LA STIRPE DEI RE
di Marco Pizzuti
Introduzione
L’origine della casta sacerdotale egizia e dei suoi faraoni rimane un enigma storico intricato da sciogliere poiché la sua formazione risale a tempi così remoti da non averci lasciato sufficiente memoria archeologica. I documenti di cui disponiamo infatti, sono solo quelli emersi dalla tradizione egizia, la quale rimanda l’instaurazione dell’elite dominante più antica d’Egitto ai c.d. "seguaci di Horus". Questi ultimi però, stando alla scuola di pensiero ortodossa, non sarebbero mai realmente esistiti, in quanto parte integrante della mitologia egizia.

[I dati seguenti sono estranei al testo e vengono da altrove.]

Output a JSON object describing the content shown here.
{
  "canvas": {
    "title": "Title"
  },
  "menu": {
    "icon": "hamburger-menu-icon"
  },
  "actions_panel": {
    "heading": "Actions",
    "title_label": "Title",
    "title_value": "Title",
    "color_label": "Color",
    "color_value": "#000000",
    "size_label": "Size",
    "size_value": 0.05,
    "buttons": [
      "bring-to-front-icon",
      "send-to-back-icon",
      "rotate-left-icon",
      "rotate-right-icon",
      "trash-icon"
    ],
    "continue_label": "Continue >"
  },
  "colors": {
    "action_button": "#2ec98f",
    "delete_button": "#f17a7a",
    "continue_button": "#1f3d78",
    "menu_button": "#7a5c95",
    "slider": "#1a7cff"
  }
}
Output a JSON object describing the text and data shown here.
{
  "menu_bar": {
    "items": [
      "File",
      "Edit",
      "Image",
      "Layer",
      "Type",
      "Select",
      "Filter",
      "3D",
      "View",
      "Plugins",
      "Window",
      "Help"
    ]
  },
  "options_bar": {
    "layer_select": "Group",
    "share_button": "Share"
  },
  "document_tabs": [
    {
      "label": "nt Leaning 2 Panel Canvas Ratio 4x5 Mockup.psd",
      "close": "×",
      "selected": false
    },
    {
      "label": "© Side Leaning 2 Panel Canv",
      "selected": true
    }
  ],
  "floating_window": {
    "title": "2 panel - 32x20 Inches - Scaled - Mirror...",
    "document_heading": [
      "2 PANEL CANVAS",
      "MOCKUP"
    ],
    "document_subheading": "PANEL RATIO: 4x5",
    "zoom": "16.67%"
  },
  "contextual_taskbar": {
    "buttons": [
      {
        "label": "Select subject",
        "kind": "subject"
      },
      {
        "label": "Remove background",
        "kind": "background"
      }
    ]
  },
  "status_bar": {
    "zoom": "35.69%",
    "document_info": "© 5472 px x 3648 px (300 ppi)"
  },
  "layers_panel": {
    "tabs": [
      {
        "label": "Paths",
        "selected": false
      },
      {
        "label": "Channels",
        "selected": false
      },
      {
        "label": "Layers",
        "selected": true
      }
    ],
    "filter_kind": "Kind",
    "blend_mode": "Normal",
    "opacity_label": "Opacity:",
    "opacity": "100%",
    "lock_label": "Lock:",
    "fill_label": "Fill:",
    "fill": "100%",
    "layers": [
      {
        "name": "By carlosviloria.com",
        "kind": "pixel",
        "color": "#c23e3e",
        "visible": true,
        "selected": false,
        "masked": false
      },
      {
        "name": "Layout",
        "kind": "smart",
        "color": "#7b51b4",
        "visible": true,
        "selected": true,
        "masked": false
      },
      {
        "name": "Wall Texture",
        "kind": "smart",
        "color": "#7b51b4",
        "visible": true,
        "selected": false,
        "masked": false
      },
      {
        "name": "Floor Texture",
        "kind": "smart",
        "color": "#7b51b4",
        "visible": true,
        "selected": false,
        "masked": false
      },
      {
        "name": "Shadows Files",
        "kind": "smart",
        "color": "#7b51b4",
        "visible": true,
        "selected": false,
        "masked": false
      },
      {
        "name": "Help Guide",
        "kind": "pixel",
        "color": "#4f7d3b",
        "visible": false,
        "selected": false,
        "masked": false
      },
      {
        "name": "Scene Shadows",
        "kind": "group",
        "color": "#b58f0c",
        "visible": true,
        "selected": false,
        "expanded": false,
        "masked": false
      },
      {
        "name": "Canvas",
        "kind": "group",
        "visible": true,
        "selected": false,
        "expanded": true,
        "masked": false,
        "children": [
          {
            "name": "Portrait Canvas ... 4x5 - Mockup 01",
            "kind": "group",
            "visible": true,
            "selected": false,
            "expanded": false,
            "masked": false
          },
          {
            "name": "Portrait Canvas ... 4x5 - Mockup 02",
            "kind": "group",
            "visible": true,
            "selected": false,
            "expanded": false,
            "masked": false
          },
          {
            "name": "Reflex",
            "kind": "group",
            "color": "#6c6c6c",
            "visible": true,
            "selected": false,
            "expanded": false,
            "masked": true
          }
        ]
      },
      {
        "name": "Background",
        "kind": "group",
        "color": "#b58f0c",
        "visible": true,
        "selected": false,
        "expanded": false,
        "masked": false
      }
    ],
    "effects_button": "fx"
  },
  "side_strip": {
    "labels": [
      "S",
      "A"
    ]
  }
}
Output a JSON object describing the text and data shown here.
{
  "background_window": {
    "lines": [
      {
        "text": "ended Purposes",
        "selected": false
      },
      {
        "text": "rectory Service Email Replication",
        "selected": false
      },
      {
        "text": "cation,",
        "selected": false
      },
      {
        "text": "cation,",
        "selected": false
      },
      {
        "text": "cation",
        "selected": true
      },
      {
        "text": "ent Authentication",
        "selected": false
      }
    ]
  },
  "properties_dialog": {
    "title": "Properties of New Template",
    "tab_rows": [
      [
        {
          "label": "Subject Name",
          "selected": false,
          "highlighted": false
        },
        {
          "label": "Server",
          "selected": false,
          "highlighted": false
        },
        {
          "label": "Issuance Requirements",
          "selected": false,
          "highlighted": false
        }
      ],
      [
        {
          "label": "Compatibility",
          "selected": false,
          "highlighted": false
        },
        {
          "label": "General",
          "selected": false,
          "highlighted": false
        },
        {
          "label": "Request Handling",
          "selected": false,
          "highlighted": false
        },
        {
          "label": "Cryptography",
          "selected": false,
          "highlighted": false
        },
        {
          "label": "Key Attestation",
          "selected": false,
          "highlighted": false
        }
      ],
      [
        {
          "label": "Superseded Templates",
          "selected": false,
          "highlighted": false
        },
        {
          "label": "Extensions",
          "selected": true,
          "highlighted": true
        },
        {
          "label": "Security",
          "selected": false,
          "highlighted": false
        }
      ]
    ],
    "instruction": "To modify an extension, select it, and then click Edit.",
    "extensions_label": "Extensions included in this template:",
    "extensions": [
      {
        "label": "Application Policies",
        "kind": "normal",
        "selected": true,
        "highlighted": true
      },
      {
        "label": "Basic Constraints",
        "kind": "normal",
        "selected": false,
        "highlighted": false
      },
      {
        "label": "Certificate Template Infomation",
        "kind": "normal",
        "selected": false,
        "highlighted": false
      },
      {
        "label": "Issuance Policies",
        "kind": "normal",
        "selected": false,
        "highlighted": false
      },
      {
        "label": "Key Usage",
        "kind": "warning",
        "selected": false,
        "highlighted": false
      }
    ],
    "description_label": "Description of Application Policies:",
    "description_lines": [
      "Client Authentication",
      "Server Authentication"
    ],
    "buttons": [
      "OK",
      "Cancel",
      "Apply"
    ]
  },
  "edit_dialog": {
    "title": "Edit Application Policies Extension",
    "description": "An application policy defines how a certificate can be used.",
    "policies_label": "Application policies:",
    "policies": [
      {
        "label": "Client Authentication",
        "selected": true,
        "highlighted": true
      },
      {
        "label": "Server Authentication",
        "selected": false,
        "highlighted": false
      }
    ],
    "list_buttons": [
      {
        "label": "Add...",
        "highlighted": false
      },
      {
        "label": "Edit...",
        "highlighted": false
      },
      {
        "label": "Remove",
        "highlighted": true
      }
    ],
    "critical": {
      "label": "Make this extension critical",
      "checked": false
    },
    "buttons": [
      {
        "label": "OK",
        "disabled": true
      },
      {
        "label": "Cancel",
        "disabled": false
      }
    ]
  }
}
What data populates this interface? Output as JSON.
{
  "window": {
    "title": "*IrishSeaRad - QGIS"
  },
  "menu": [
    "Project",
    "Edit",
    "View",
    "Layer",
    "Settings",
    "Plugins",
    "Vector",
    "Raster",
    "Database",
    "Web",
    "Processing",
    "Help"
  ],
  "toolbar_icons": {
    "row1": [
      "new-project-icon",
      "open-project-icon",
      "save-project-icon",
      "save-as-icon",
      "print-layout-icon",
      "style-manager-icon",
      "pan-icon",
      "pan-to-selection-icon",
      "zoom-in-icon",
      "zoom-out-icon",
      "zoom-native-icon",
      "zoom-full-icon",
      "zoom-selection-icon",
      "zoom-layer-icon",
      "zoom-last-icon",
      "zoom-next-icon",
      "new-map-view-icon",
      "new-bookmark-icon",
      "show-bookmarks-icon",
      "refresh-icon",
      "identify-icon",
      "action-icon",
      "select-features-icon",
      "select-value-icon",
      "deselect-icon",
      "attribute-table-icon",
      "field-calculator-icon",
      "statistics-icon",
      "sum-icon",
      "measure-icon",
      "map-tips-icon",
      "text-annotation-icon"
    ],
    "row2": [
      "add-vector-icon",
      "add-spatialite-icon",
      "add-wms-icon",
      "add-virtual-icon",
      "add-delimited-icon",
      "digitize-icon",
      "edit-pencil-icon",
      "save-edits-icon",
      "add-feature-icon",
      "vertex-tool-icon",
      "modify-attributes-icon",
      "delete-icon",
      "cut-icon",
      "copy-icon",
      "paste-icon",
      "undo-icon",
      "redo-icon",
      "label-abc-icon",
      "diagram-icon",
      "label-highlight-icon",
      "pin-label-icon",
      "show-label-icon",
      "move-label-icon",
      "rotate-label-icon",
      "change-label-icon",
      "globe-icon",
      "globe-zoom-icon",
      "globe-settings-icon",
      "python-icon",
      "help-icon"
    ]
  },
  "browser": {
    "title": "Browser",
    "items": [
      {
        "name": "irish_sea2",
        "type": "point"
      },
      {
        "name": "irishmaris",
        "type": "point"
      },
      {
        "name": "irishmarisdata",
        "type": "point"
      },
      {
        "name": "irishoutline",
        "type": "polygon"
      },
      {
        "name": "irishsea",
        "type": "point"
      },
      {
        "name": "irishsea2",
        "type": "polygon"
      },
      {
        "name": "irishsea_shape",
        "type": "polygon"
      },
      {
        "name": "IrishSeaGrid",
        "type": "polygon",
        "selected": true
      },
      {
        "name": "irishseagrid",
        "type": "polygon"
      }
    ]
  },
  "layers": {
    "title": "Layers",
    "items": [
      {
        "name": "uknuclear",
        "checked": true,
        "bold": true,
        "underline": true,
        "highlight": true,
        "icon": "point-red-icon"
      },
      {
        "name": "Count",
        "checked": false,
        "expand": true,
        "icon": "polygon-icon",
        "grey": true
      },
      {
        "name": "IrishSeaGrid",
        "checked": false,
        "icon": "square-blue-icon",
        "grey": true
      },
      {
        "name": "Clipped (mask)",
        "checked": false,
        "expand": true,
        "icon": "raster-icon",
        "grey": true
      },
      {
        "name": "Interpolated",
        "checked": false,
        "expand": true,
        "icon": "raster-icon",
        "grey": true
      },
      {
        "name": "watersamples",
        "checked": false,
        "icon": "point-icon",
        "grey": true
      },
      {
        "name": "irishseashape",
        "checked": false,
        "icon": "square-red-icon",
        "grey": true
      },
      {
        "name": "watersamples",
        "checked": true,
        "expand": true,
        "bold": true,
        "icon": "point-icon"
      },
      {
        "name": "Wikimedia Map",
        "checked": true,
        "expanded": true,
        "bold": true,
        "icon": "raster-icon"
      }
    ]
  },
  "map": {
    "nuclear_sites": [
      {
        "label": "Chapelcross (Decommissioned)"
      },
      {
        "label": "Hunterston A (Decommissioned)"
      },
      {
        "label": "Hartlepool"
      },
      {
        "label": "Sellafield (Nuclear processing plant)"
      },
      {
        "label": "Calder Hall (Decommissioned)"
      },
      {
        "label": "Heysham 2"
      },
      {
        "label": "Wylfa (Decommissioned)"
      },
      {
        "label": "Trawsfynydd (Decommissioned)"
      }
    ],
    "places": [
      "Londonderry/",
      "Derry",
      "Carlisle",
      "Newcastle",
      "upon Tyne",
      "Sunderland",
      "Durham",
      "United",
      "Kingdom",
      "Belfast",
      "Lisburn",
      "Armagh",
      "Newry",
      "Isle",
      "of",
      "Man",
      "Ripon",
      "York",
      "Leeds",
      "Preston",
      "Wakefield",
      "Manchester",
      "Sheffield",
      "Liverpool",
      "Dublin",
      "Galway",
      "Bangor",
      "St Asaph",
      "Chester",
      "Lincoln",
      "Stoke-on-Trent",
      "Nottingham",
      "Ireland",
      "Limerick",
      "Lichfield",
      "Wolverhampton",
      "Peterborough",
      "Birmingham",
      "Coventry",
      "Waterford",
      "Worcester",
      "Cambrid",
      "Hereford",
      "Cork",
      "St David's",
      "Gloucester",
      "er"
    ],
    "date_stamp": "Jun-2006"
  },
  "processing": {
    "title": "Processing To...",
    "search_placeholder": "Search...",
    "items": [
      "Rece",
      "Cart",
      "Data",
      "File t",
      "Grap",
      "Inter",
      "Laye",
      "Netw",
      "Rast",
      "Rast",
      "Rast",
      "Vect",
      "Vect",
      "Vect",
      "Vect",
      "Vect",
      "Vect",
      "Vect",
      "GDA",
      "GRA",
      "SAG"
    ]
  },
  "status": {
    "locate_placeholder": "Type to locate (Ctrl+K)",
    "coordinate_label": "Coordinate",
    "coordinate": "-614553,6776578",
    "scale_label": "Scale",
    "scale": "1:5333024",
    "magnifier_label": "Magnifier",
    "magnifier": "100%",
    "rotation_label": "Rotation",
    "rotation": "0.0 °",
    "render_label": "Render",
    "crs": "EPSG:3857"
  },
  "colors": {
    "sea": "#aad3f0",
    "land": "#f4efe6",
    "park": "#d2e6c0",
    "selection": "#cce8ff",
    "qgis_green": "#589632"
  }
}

Questo non esclude però che si sia effettivamente trattato degli ultimi superstiti di un evoluto gruppo etnico proveniente dall’esterno, che avrebbe svolto il ruolo di civilizzatore degli altri popoli dopo l’ultima glaciazione.
Di certezze, quindi, ce ne sono poche, e la stessa genesi della prima aristocrazia egizia è rimasta da tempo confinata nell’enorme calderone delle congetture accademiche. Tuttavia, qualche punto fermo c’è, ed è possibile partire da questi per trarre qualche interessante conclusione.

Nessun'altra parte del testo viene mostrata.